Rolls-Royce has successfully run an aero engine on hydrogen gas during ground testing.
Engineers at the UK’s MoD Boscombe Down site used a modified AE2100 turboprop engine used by military transport aircraft such as the Hercules and by the Saab 2000 regional airliner. The engine was run with hydrogen gas that was produced using wind and tidal power.
According to Rolls-Royce, it is the world’s first run of a modern aero engine on hydrogen. The early concept demonstrator marks a major step towards proving that hydrogen could be a zero-carbon aviation fuel of the future, the company added.
Rolls-Royce is partnering with airline Easyjet on the test program. Following analysis of this early concept ground test, the companies plan to run a series of further rig tests leading up to a full-scale ground test using a Rolls-Royce Pearl 15 jet engine, which is used by business jets.
The program’s long-term aim is to carry out flight tests with a hydrogen-fueled engine.

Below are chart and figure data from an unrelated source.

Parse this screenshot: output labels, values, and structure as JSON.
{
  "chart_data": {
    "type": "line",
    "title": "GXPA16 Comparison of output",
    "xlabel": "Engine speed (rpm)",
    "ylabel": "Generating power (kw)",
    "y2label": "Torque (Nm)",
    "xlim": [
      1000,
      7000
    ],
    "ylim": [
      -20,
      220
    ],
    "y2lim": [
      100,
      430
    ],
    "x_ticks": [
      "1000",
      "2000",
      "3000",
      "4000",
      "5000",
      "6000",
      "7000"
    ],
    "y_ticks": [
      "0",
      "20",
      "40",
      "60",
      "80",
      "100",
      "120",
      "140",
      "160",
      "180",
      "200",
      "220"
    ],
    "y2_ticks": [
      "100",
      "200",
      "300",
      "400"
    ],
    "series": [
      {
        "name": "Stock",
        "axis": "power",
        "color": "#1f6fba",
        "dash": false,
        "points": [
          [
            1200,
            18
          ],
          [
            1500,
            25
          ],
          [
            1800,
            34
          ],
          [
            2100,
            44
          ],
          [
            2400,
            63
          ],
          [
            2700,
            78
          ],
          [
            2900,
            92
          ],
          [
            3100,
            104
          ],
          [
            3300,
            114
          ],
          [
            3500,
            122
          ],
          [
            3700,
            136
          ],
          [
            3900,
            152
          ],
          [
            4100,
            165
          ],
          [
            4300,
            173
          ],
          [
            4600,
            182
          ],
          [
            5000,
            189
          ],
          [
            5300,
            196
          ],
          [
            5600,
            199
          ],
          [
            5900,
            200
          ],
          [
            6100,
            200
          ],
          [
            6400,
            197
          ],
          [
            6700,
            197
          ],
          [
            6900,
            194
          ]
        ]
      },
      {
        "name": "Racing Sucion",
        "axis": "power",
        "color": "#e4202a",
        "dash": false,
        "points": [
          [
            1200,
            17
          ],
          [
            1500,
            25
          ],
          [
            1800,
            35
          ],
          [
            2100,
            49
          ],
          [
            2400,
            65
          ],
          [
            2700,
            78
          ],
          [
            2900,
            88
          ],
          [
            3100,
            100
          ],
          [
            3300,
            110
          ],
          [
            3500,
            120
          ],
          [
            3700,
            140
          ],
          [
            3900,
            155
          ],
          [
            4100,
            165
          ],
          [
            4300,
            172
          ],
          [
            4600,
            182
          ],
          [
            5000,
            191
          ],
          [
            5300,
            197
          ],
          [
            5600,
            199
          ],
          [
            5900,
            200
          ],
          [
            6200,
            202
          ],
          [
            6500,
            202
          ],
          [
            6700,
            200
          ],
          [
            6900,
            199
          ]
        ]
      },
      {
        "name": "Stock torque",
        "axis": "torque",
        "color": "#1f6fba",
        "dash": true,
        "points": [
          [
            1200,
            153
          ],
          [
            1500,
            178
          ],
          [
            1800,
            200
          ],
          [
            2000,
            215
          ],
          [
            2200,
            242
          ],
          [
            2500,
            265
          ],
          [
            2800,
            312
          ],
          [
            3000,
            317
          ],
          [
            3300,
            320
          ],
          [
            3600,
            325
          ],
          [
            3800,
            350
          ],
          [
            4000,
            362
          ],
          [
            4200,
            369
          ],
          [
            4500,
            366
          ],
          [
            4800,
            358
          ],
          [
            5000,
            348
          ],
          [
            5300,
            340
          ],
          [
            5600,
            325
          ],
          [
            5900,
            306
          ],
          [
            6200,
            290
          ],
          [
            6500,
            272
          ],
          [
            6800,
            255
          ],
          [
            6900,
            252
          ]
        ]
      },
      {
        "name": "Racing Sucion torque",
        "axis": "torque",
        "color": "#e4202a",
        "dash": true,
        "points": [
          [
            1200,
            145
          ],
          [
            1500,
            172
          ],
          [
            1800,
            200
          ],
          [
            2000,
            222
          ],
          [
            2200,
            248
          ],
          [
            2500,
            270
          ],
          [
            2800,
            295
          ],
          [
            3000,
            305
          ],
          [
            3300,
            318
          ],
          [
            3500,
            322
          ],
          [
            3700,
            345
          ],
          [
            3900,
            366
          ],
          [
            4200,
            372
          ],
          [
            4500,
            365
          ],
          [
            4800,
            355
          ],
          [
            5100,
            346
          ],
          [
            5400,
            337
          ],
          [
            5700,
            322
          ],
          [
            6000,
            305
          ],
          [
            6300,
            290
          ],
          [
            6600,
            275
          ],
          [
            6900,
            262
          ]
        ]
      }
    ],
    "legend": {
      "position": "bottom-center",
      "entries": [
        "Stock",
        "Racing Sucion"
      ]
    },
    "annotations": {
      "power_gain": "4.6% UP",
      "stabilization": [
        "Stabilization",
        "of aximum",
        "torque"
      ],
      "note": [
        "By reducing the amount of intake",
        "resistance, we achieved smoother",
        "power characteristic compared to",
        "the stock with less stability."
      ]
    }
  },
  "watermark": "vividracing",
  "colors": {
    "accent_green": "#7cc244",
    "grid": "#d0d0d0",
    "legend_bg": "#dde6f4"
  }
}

The test took place at an outdoor test facility at MoD Boscombe Down, UK. The green hydrogen for the tests was supplied by EMEC (European Marine Energy Centre), generated using renewable energy at their hydrogen production and tidal test facility on Eday in the Orkney Islands, UK.
Grazia Vittadini, chief technology officer at Rolls-Royce said, “The success of this hydrogen test is an exciting milestone. We only announced our partnership with easyJet in July and we are already off to an incredible start with this landmark achievement. We are pushing the boundaries to discover the zero carbon possibilities of hydrogen, which could help reshape the future of flight.”
Johan Lundgren, CEO of easyJet said, “This is a real success for our partnership. We are committed to continuing to support this ground-breaking research because hydrogen offers great possibilities for a range of aircraft, including easyJet-sized aircraft. That will be a huge step forward in meeting the challenge of net zero by 2050.”
Aerospace companies are pursuing two main ways of fueling aircraft with hydrogen. The more straightforward although still technically complex way is hydrogen combustion, which substitutes current jet fuels for the gas. The higher operating temperatures required and the physical properties of hydrogen are the main technical barriers engineers need to solve.
The second way is to use hydrogen fuel cells to produce electricity, which is then used to power motors. In this arrangement, a fuel cell acts like a battery and an aircraft requires additional development around electrification and fuel cell technology.
Both routes require solving challenging technical problems around the storage and handling of hydrogen. European aircraft maker Airbus has committed to developing a hydrogen aircraft by 2035 and is converting an A380 to flight test hydrogen engines before the end of this decade.
Meanwhile, startups such as ZeroAvia, H2FLY and Universal Hydrogen are planning to build smaller fuel-cell based powertrains for regional aircraft.